Nevertheless, he was able to overcome the sanction, and, in the end, the government label he had earned helped attract scores of people to his sermons to hear him speak.
From there, he began his ascension within the church. In 1992, at the age of 37, he was selected as the bishop to Namibia, a neighboring country to South Africa, making him the youngest appointed bishop in the church.
He speculated the church sent him to Namibia, a country that had flung the chains of its own colonial ruler in 1989, to learn about rebuilding after social upheaval. In essence, the position prepared him for the anticipated overturn of apartheid in South Africa so that he might better serve the church upon his return.
While holding that position in Namibia, Abrahams saw the apartheid regime tumble in his home country. It was a momentous occasion that caused him to look back over years of struggle he experienced firsthand and breathe a momentary sigh of relief.
“There was a kind of mantra or chant we used to say: ‘Freedom in our lifetime,’” Abrahams said. “I hung on to that. I believed it passionately.”
Later, Abrahams became the director of missions for the Methodist Church of Southern Africa — a transnational organization representing six African countries and 2.2 million members. Then, in 2003, he rose to the rank of presiding bishop, the highest rank in the organization.
As with most social change, the victories are often fleeting, and there’s always more to be done. Abrahams believes the footprint of apartheid is still noticeable in the Methodist churches across South Africa, and other forms of injustice and discrimination still permeate Methodist churches in every corner of the globe. He said he’d like to work toward greater inclusion of persons with handicaps, the poor, women and youth in the Methodist church. He also wants to advocate for the rights of people with HIV and AIDS.
From his desk in Lake Junaluska, Abrahams has already noticed a glaring difference between the United Methodist Church, the denomination that predominates in the United States, and the Methodist churches in South Africa. Although both are part of the same worldwide Methodist association, in the United States homosexuality is considered at odds with the religion, and in South Africa, it is accepted.
“What a person’s sexual preference is, is up to them,” Abrahams said. “I believe passionately that the church needs to be an inclusive organization.”

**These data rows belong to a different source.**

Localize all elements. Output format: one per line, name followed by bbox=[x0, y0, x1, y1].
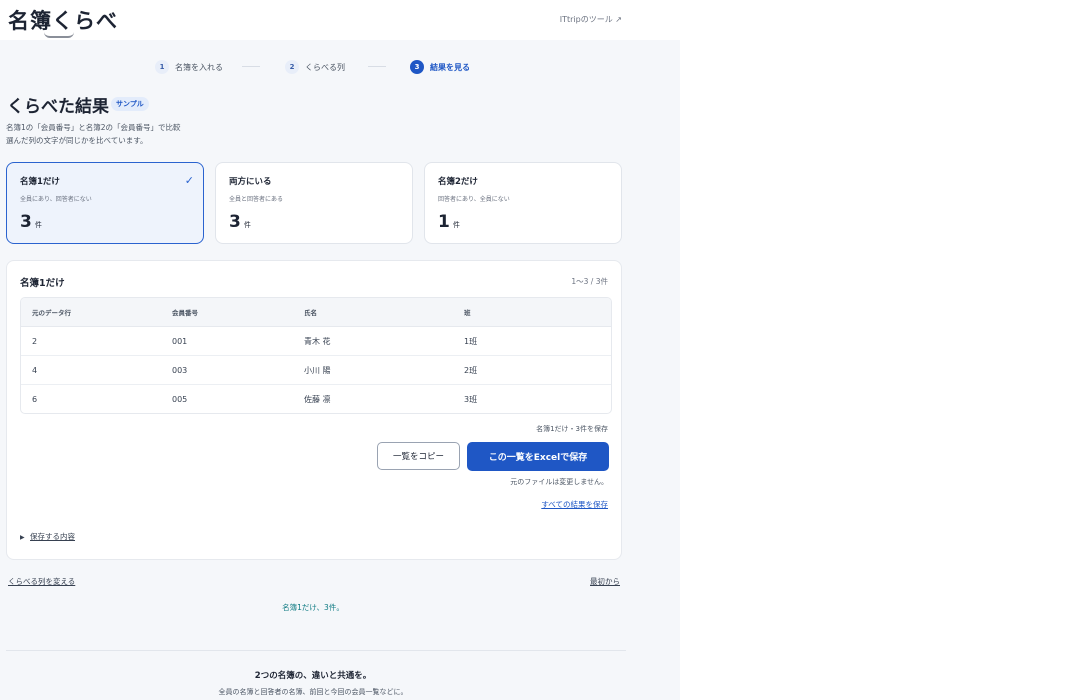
app-page: 名簿くらべ ITtripのツール ↗ 1 名簿を入れる 2 くらべる列 3 結果… bbox=[0, 0, 680, 700]
result-panel: 名簿1だけ 1〜3 / 3件 元のデータ行 会員番号 氏名 班 2 001 青木… bbox=[6, 260, 622, 560]
save-all-results-link[interactable]: すべての結果を保存 bbox=[541, 499, 608, 510]
footer-title: 2つの名簿の、違いと共通を。 bbox=[254, 671, 372, 681]
summary-card-list2-only[interactable]: 名簿2だけ 回答者にあり、全員にない 1 件 bbox=[424, 162, 622, 244]
table-cell: 005 bbox=[172, 394, 188, 404]
table-header: 元のデータ行 会員番号 氏名 班 bbox=[21, 298, 611, 327]
header-bar: 名簿くらべ ITtripのツール ↗ bbox=[0, 0, 680, 40]
table-cell: 001 bbox=[172, 336, 188, 346]
card-title: 名簿2だけ bbox=[438, 177, 478, 187]
table-cell: 4 bbox=[32, 365, 38, 375]
logo[interactable]: 名簿くらべ bbox=[8, 5, 118, 35]
save-caption: 名簿1だけ・3件を保存 bbox=[536, 425, 608, 433]
step-2-number: 2 bbox=[285, 60, 299, 74]
table-cell: 小川 陽 bbox=[304, 365, 331, 375]
count-unit: 件 bbox=[452, 221, 460, 229]
table-cell: 青木 花 bbox=[304, 336, 331, 346]
step-2-label: くらべる列 bbox=[305, 62, 345, 72]
table-row: 2 001 青木 花 1班 bbox=[21, 327, 611, 356]
panel-title: 名簿1だけ bbox=[20, 278, 65, 289]
save-excel-button[interactable]: この一覧をExcelで保存 bbox=[467, 442, 609, 471]
step-1-number: 1 bbox=[155, 60, 169, 74]
summary-card-list1-only[interactable]: 名簿1だけ 全員にあり、回答者にない 3 件 ✓ bbox=[6, 162, 204, 244]
card-count: 1 件 bbox=[438, 212, 608, 232]
count-number: 1 bbox=[438, 212, 450, 232]
step-1[interactable]: 1 名簿を入れる bbox=[155, 58, 223, 76]
result-table: 元のデータ行 会員番号 氏名 班 2 001 青木 花 1班 4 003 小川 … bbox=[20, 297, 612, 414]
count-number: 3 bbox=[20, 212, 32, 232]
footer-subtitle: 全員の名簿と回答者の名簿、前回と今回の会員一覧などに。 bbox=[218, 688, 408, 696]
result-range: 1〜3 / 3件 bbox=[571, 277, 608, 286]
change-columns-link[interactable]: くらべる列を変える bbox=[8, 576, 75, 587]
check-icon: ✓ bbox=[184, 174, 194, 187]
column-header: 班 bbox=[464, 309, 471, 317]
card-subtitle: 全員と回答者にある bbox=[229, 196, 284, 203]
step-1-label: 名簿を入れる bbox=[175, 62, 223, 72]
table-row: 4 003 小川 陽 2班 bbox=[21, 356, 611, 385]
card-subtitle: 回答者にあり、全員にない bbox=[438, 196, 510, 203]
column-header: 元のデータ行 bbox=[32, 309, 71, 317]
card-title: 名簿1だけ bbox=[20, 177, 60, 187]
card-subtitle: 全員にあり、回答者にない bbox=[20, 196, 92, 203]
page-title: くらべた結果 bbox=[7, 97, 109, 117]
step-connector bbox=[242, 66, 260, 67]
count-number: 3 bbox=[229, 212, 241, 232]
count-unit: 件 bbox=[243, 221, 251, 229]
summary-card-both[interactable]: 両方にいる 全員と回答者にある 3 件 bbox=[215, 162, 413, 244]
step-connector bbox=[368, 66, 386, 67]
logo-underline bbox=[44, 32, 74, 38]
table-cell: 2 bbox=[32, 336, 38, 346]
disclosure-triangle-icon: ▶ bbox=[20, 534, 25, 541]
table-cell: 6 bbox=[32, 394, 38, 404]
step-3-number: 3 bbox=[410, 60, 424, 74]
card-count: 3 件 bbox=[229, 212, 399, 232]
card-title: 両方にいる bbox=[229, 177, 272, 187]
column-header: 会員番号 bbox=[172, 309, 198, 317]
ittrip-tools-link[interactable]: ITtripのツール ↗ bbox=[560, 14, 622, 25]
description-line: 選んだ列の文字が同じかを比べています。 bbox=[6, 136, 148, 145]
table-cell: 1班 bbox=[464, 336, 478, 346]
table-row: 6 005 佐藤 凛 3班 bbox=[21, 385, 611, 413]
status-message: 名簿1だけ、3件。 bbox=[282, 603, 344, 612]
table-cell: 003 bbox=[172, 365, 188, 375]
step-2[interactable]: 2 くらべる列 bbox=[285, 58, 345, 76]
page-description: 名簿1の「会員番号」と名簿2の「会員番号」で比較 選んだ列の文字が同じかを比べて… bbox=[6, 121, 266, 147]
save-details-toggle[interactable]: ▶ 保存する内容 bbox=[20, 531, 75, 542]
column-header: 氏名 bbox=[304, 309, 317, 317]
stepper: 1 名簿を入れる 2 くらべる列 3 結果を見る bbox=[0, 58, 680, 76]
step-3: 3 結果を見る bbox=[410, 58, 470, 76]
sample-badge: サンプル bbox=[111, 97, 149, 111]
copy-list-button[interactable]: 一覧をコピー bbox=[377, 442, 460, 470]
footer-divider bbox=[6, 650, 626, 651]
step-3-label: 結果を見る bbox=[430, 62, 470, 72]
save-note: 元のファイルは変更しません。 bbox=[510, 478, 608, 486]
count-unit: 件 bbox=[34, 221, 42, 229]
card-count: 3 件 bbox=[20, 212, 190, 232]
table-cell: 3班 bbox=[464, 394, 478, 404]
table-cell: 佐藤 凛 bbox=[304, 394, 331, 404]
description-line: 名簿1の「会員番号」と名簿2の「会員番号」で比較 bbox=[6, 123, 181, 132]
table-cell: 2班 bbox=[464, 365, 478, 375]
save-details-label: 保存する内容 bbox=[30, 532, 76, 541]
restart-link[interactable]: 最初から bbox=[590, 576, 620, 587]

However, Abrahams also said he respects the local doctrine and knows from experience that change within society, and within the Methodist church, can take time to materialize. Furthermore, Abrahams’ role is not one that allows him to make changes at the drop of a hat. The World Methodist Council is more like a United Nations of the various denominations worldwide, with Abrahams as the secretary general.
Although he assumes that when the church’s leadership voted him into his current position, it was a vote for inclusivity and progress for the Methodists, he also understands the challenges. But during his five-year term as spiritual leader he hopes he can at least point the ship in the right direction.
“My metaphor for the church is that it is like a super tanker,” Abrahams said. “It takes such a long time to turn it about.”